Si justes que fussent ses arguments, il ne parut pas ébranlé.

— Bah ! soupira-t-il, de toutes façons….

— Michel, dit-elle tristement, vous avez pris votre profession en horreur, avouez-le.

— Elle me semble moins noble, moins nécessaire qu’autrefois. Tout homme, pour peu qu’il ait fait des études sérieuses, peut guérir ou soulager la chair souffrante, mais pour la mission essentielle qui consiste à sauver les âmes, il y a peu d’ouvriers.

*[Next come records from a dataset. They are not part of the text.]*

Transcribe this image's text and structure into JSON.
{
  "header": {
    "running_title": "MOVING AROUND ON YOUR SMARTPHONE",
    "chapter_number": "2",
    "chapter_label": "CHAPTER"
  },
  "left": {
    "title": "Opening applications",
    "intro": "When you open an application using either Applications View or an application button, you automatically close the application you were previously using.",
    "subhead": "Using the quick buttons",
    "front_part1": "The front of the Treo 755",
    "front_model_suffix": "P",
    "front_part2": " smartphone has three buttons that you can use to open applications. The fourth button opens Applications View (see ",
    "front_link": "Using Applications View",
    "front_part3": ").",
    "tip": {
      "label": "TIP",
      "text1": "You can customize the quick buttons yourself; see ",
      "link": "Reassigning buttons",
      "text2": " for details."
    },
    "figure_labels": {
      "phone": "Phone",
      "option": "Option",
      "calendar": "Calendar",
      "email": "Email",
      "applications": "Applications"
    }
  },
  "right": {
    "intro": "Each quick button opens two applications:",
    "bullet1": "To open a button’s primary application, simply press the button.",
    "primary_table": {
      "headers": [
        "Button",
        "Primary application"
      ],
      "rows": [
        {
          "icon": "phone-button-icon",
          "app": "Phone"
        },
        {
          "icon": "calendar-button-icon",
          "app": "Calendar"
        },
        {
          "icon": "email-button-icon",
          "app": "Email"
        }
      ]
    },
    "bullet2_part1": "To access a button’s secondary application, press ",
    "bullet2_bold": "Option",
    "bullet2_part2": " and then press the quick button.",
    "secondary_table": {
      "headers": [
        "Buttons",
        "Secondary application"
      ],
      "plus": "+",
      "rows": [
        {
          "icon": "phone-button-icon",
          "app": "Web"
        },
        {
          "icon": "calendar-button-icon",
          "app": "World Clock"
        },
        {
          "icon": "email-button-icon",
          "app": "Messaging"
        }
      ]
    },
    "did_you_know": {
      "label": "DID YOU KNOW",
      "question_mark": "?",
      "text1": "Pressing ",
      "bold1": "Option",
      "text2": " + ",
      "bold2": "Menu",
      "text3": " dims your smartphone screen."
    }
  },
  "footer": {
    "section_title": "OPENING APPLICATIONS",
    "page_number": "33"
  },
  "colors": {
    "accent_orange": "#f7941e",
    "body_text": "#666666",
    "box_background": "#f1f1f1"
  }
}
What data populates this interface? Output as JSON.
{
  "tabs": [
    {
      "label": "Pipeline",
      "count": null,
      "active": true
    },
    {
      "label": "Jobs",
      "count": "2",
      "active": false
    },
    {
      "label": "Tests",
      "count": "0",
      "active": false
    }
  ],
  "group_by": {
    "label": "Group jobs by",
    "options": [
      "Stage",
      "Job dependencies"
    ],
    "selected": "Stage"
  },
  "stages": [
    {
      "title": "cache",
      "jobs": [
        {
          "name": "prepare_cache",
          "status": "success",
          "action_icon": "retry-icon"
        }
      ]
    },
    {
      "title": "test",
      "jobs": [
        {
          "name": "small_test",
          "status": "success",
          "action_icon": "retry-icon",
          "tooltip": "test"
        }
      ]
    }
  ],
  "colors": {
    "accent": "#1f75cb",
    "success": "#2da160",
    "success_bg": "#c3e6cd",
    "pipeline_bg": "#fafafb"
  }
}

Elle se rappela les paroles du père Athanase et interrogea, tremblante :

— Croyez-vous donc vous être trompé sur votre vocation ?

— Le sais-je ? dit-il en réfléchissant. J’aurais mieux fait sans doute de me diriger autrefois vers le professorat. Là on peut agir sur la jeunesse, former des chrétiens.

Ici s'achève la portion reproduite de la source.